Already listed several reason in #371, so not duplicate here, so just jump to the concern @ilovepi raised, what if user want SCS and gp relaxation, I think it’s the most potential drawback of this proposal.

GP Relax No GP relax
SCS Enable NOT OK OK
SCS disable OK OK

What’s the possible solution if people want more code size saving AND SCS?

  • Use Zisslpcfi, that would be most simple but require HW support.
  • GlobalMerge optimization pass from LLVM*, it could archive similar optimization like gp relaxation, but for local, that should be able to improve by LTO.
  • Proposal around the EABI/deviations: using tp as gp (this can be only apply on those system not require thread)

NOTE: * GCC has similar stuffs but called section anchor optimization.

Use Zisslpcfi extension, that provide dedicated instruction and CSRs to implement SCS.

Okay, that should be everyone happy, no extra reserved register needed since the extension has provide dedicated one, the only issue is that require HW has implement that.

Compare

Just drop Zisslpcfi from the comparison table since it’s not the point in this thread.

Option 1 Option 2
Used in existing asm code?
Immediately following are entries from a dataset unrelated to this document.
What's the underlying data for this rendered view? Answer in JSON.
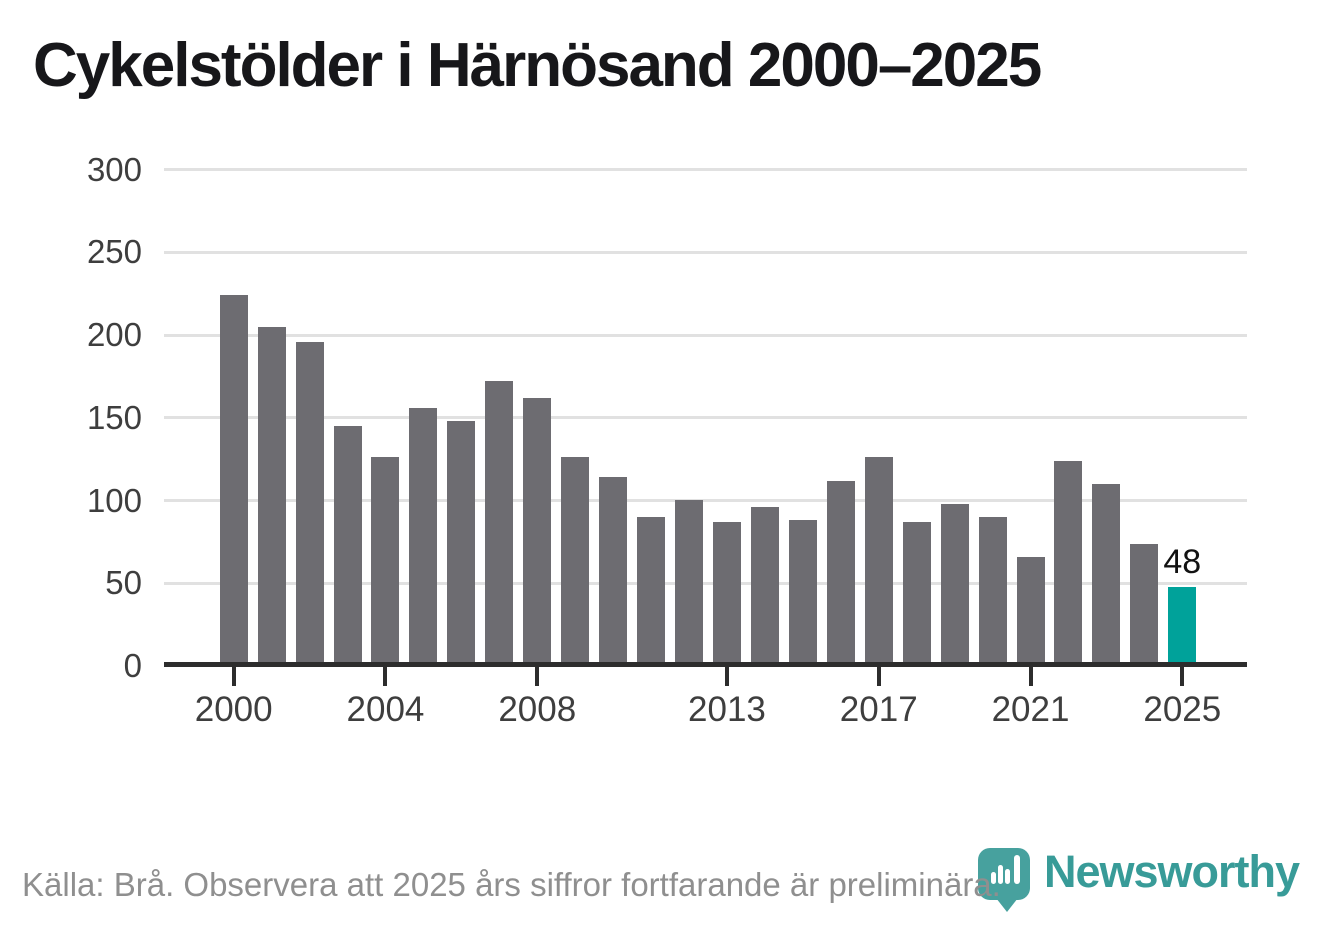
{
  "title": "Cykelstölder i Härnösand 2000–2025",
  "source_note": "Källa: Brå. Observera att 2025 års siffror fortfarande är preliminära.",
  "brand": {
    "name": "Newsworthy",
    "icon": "newsworthy-pin-barchart-icon"
  },
  "colors": {
    "bar": "#6D6C71",
    "highlight": "#00A29A",
    "brand_teal": "#389B98",
    "brand_icon_teal": "#47A19E",
    "grid": "#E1E1E1",
    "axis": "#2D2D2D",
    "tick_label": "#3E3E3E",
    "footer_text": "#8F8F8F",
    "title_text": "#17171A",
    "background": "#FFFFFF"
  },
  "chart_data": {
    "type": "bar",
    "title": "Cykelstölder i Härnösand 2000–2025",
    "x": [
      2000,
      2001,
      2002,
      2003,
      2004,
      2005,
      2006,
      2007,
      2008,
      2009,
      2010,
      2011,
      2012,
      2013,
      2014,
      2015,
      2016,
      2017,
      2018,
      2019,
      2020,
      2021,
      2022,
      2023,
      2024,
      2025
    ],
    "values": [
      224,
      205,
      196,
      145,
      126,
      156,
      148,
      172,
      162,
      126,
      114,
      90,
      100,
      87,
      96,
      88,
      112,
      126,
      87,
      98,
      90,
      66,
      124,
      110,
      74,
      48
    ],
    "highlight": {
      "year": 2025,
      "value": 48,
      "label": "48"
    },
    "yticks": [
      0,
      50,
      100,
      150,
      200,
      250,
      300
    ],
    "xticks": [
      2000,
      2004,
      2008,
      2013,
      2017,
      2021,
      2025
    ],
    "ylim": [
      0,
      300
    ],
    "grid": "horizontal",
    "legend": "none",
    "xlabel": "",
    "ylabel": ""
  }
}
Yes *1 No
Impact code size Yes, but very minor Yes *2
Break ABI Hard break Soft break compare to option 1

So based on the comparison table and several reason listed in #371, I believe we should go with option 2

*1: google/android-riscv64#78 Android have an issue to tracked where has use the SCS register candidate.
*2: We have some compiler optimization to make up the gap like GlobalMerge optimization, and be noted there is no loss on those system already disable GP relaxation.